“What is he doing here?” Kit repeated harshly, because that last sentence had made no sense. And because the bird’s too intelligent eyes were frankly disturbing.
“’Tis a refuge like,” the older woman said. She’d found herself a drink and a perch on the end of a table.
“What is?”
“This place,” she gestured about with the ale pot. “The cats were the familiars of witches who died in the war. Rilda took ‘em in.”
“’Cept for the horse,” the redhead with a hole in his ear said. “Didn’t keep the horse.”
The woman shrugged. “Was on its last leg, anyway. And who keeps a horse as a familiar?”
“I heard o’it before,” the Abraham man said.
“Don’t think it was a familiar,” the friar remarked, coming up with a pot of ale and a sunny smile on his face, which caused Kit to feel for his purse. Only to realize that Gillian had never returned it. That made the friar grin even wider.
“Then what was it?” the redhead demanded.
“A horse,” the friar shot him an impatient glance. “For going to market.”
The redhead did not look convinced. “I’d have wanted to make sure before I sold it.”
“Didn’t sell it. Put it out to pasture—”
“Where? Farmer probably ate it, time’s being wot they is—”
“Not that kind of farmer,” the friar said meaningfully, and the redhead apparently finally understood, because his eyes widened.
“Ah. Like what happened with the camel?”
“What camel?” Kit asked, feeling decidedly off balance. The longer he was there, the more confused he became.
“That wasn’t a familiar, either,” the old woman argued. “Just one o’ them curiosities, y’know, wot people are always showing off at fairs and marketplaces and charging you a penny t’see.”
“Rilda has a kind heart, though you’d never know it,” the black-haired man with the branded thumb added. He moved a cat off a bench so that he could take a seat, but then mollified it by keeping the creature in his lap. “She saw how they was whipping it and rescued the poor thing.”
“I saw a lion once,” the young woman said, piping up from the far wall, where she was getting herself a drink from the freestanding barrel. “Least they said he was. Looked kind of old and mangy t’me, but I couldn’t say they was wrong.”

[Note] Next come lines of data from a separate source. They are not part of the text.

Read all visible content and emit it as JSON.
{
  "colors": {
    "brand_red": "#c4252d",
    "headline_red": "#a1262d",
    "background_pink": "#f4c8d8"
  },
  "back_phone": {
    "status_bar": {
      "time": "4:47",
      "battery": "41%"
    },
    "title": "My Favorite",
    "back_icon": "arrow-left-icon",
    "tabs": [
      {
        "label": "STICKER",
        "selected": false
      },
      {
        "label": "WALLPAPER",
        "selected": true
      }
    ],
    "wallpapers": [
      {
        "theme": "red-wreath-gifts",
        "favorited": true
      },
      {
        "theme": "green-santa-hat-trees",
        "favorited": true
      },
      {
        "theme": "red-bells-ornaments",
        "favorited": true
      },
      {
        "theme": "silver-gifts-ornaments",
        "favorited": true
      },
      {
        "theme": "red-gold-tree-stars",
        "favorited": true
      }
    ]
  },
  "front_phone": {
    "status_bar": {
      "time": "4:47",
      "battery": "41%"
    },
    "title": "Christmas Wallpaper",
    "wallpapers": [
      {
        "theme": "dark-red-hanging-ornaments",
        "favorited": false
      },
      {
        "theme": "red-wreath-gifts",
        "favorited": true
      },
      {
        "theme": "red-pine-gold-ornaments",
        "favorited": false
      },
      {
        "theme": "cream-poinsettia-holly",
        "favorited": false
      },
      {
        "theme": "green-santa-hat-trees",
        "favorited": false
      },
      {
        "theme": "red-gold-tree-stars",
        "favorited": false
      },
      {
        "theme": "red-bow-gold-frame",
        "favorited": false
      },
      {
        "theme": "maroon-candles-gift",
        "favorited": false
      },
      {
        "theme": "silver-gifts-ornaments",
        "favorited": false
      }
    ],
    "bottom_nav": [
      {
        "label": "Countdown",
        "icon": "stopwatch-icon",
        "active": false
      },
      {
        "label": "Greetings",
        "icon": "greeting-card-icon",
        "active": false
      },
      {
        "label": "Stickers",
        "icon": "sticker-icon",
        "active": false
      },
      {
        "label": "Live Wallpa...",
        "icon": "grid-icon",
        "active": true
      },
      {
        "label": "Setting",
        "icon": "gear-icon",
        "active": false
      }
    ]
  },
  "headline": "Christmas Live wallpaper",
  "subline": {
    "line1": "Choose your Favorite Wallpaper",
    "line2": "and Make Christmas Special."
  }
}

“Think I saw the same one,” the old woman agreed. “Missing a patch o’fur on his hindquarters, was he? And that ‘mane’ was a sight—”
“Mebbe the queen should get a different symbol, if that’s wot the things really look like,” the redhead said, which made the older woman cackle and kick her feet, although Kit didn’t understand the joke.
“Mebbe a dragon,” she laughed, and several more joined her.
“Dragon, dragon, dragon,” the bird cawed, making Kit’s already tense spine stiffen a little more.
“I think I’ll go find Mistress Urswick,” he said, only to have the Abraham man throw an arm around his shoulders.
“No need for that, now. She’ll be back anon.”
“Have an ale,” the friar added, with that same odd smile, and proffered his pot.
But Kit had had enough. And while these folks were certainly strange, they did not appear to be magical, as he had first feared. Which improved his odds considerably.
He was still handicapped by the fact that he didn’t want to hurt them. They seemed to be friends, or at least friendly acquaintances, of Gillian’s, and he wanted to justify her faith in bringing him along. She had refused Mircea, who had seemed strangely insistent on coming, and had even hesitated where Kit was concerned.
But then, he didn’t have to hurt them to get around them.
He fell into the trance like state that vampires used when they wanted to move quickly, and dodged out from under the big man’s grip. He ducked beneath the friar’s proffered offering while the man just stood there, having yet to realize that Kit had moved. And launched himself over the table where the older woman was sitting and out into the main part of the room.